After she graduated Anne and Paul got married and bought a house. They tried to be like everyone else. They had a normal mortgage and a normal car. They got up in the mornings like everyone else and went to work, but that was where it ended. At home with the T.V. turned up loud so the neighbours couldn’t hear they argued heatedly and without inhibition. Alcohol no longer sedated Anne’s anger but seemed to fuel it. There was guilt, shame and above all the need to escape. Still, they went to the pub, on her third double vodka Anne convinced herself this was a good life, the only life she deserved and then the drinks would work their magic once again. One night Paul collapsed and was brought to the cardiac care unit in James’ St Hospital. A year later he didn’t get that far. The house was empty without him. The silent kitchen reminded her of the angry words that had passed between them. She hadn’t told him she loved him for a long time. In work it was harder to hide that things weren’t the way they should be so when she told her boss she was planning early retirement he didn’t discourage her.
She was alarmed to see her mother wasn’t there when she visited again. Then behind her a voice called:
‘Yoo hoo it’s me I’m not dead yet.’
Margaret grinned impishly at her from the confines of a wheelchair.
‘Will you get into the bed for me,’ the nurse cajoled.
When she was settled Margaret turned to Anne and said:
‘Oh, good now we can have a nice chat.’
Anne stiffened.
‘I think you need to tell me where you’ve been all these years.’
‘I met a man who was kind to me,’ Margaret said seriously. And I thought love was the most important thing in the world.’
‘It is,’ Anne surprised herself by saying. ‘But why didn’t you take me with you?’

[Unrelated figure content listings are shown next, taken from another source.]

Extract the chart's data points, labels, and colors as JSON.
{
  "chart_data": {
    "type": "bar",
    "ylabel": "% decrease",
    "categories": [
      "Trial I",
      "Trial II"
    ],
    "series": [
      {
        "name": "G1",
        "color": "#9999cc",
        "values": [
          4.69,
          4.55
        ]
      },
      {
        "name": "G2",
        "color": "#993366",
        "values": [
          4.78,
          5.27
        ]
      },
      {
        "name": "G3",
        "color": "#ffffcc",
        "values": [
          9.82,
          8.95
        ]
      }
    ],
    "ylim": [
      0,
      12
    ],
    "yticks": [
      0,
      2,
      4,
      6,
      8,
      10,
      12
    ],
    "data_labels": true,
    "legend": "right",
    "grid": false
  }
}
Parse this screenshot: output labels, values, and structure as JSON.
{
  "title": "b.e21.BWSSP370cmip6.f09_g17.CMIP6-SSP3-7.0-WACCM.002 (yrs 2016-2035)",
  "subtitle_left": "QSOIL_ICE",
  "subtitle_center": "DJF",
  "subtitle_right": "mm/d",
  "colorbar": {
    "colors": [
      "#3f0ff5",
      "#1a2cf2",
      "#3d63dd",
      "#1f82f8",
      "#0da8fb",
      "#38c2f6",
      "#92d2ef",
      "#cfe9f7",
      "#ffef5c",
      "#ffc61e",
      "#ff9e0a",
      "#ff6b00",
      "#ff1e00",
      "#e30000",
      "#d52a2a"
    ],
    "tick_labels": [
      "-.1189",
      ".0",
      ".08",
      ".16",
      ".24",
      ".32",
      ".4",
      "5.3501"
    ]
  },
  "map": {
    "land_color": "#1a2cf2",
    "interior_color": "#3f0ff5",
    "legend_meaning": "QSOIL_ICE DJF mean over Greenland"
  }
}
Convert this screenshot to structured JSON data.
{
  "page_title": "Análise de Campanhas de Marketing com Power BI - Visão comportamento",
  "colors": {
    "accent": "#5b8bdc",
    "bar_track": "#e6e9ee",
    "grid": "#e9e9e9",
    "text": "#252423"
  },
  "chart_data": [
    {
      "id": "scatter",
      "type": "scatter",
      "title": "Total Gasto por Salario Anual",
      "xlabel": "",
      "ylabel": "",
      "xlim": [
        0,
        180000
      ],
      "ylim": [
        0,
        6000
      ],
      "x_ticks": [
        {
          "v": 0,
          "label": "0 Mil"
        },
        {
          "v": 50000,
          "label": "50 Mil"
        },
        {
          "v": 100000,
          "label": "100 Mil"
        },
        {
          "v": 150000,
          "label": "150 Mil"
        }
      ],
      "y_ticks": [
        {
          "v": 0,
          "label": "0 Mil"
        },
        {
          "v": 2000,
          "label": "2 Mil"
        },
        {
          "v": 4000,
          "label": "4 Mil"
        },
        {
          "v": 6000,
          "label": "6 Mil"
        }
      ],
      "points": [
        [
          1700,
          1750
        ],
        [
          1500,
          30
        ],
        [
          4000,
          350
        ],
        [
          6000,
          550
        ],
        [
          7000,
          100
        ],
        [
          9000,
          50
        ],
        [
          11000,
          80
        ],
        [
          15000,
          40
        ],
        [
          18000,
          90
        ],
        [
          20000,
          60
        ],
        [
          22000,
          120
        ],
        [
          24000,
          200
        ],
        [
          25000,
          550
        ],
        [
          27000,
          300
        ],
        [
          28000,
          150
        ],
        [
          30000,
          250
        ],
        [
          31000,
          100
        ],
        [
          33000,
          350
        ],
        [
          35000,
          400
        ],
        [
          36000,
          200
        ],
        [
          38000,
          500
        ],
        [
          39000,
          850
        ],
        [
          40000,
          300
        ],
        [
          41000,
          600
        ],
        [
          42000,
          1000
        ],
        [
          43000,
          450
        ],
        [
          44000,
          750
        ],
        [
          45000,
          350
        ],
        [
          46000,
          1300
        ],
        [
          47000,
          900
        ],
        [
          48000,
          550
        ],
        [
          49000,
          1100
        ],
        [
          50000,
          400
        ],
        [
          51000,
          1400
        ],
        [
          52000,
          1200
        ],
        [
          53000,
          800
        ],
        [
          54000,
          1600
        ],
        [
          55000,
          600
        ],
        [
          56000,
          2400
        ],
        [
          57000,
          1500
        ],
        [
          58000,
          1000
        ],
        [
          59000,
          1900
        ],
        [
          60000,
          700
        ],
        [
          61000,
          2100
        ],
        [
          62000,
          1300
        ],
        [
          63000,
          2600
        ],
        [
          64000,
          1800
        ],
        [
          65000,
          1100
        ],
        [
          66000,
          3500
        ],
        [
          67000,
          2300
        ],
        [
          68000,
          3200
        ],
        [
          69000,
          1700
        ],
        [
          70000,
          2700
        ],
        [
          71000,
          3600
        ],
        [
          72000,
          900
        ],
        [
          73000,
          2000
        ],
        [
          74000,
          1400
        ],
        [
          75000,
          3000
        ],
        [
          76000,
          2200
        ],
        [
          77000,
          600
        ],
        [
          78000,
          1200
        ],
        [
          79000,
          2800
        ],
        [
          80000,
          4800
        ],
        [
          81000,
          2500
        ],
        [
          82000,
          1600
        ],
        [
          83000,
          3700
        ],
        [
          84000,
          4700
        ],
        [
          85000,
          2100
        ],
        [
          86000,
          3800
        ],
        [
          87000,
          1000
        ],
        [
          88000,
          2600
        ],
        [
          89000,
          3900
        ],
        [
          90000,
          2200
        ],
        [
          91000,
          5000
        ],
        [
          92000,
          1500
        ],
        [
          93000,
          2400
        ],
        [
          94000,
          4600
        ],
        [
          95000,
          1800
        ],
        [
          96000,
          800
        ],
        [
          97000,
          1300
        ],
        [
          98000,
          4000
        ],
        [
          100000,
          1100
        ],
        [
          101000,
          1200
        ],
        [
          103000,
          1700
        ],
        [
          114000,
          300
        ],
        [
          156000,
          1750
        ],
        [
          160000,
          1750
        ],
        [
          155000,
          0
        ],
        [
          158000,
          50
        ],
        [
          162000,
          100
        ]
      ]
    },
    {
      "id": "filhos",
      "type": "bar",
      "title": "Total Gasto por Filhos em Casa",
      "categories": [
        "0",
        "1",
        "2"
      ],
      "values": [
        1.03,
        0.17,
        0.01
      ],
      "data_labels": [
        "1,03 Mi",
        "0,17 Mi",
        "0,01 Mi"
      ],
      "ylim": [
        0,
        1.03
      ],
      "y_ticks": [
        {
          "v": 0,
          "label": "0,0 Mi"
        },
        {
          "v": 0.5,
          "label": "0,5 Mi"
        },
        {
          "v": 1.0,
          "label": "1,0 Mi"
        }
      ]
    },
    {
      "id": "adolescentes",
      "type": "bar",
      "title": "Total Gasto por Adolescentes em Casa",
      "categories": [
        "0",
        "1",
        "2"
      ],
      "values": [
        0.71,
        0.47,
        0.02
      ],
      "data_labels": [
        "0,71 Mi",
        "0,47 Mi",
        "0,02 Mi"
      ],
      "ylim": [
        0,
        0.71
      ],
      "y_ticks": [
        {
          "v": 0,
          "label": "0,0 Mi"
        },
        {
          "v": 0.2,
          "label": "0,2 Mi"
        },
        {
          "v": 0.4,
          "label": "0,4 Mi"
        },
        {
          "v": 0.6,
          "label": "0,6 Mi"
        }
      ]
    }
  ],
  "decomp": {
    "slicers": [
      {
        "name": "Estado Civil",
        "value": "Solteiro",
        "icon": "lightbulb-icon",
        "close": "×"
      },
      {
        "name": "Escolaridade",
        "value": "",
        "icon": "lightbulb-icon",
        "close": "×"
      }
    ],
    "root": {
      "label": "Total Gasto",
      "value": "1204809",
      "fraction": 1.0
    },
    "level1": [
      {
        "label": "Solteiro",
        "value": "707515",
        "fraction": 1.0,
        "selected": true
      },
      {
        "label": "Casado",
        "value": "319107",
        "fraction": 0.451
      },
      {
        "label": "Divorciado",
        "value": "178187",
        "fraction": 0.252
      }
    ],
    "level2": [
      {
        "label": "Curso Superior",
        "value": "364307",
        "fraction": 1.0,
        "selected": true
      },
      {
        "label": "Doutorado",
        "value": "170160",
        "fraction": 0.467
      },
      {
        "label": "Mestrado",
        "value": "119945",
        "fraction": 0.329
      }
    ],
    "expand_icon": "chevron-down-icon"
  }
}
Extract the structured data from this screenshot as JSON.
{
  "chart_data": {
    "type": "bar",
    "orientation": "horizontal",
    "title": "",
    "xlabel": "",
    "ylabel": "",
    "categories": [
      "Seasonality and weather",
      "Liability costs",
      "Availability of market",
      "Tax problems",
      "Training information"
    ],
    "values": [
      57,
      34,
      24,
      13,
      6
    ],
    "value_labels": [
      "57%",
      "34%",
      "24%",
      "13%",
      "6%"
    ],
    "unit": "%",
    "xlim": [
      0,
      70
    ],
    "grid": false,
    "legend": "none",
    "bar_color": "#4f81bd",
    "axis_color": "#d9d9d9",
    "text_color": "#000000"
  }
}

The older woman started to cry. She dabbed at her eyes with a tissue.
‘You have no idea how many times I asked myself that and then time passed so quickly, and I thought it was too late.’
‘You don’t think it’s too late now?’, Anne asked bitterly.
‘Was it hard for you?’, Margaret ventured.
‘You could say that.’
Anne leaned back in her chair. Then from somewhere deep in her chest she started to laugh. At first Margaret looked shocked and then soon she was chuckling too. Before long the two women were bent over with laughter. It resounded around the ward, down the corridor and out into the star-studded night.
February gave way to March and at the beginning of April when the light is beginning to brighten in the sky Margaret slipped away in her sleep like a child exhausted by play. It was a small gathering at the funeral just one or two nurses from the hospital and some other people Anne didn’t know including a tall man with curly hair wearing a long grey overcoat. She found herself leaving the crematorium with him.
‘Did you know her well’, he asked.
‘No, I really only got to know her recently, but you could say we go back a long way.’
‘I’m her son David,’ he said smiling a familiar youthful smile.
Next morning when Anne opened the curtains pale lemon sunshine washed the famished lawn. Eggshell blue sky, fresh and limitless roofed the world. Spring had arrived in person and to Anne this time it seemed different. There was nothing special about the daffodils clustered under the trees even the birds’ carefree song had been sung a thousand times before, but there was a detail and Anne had noticed first thing. When she opened her eyes this morning she hadn’t wanted to escape.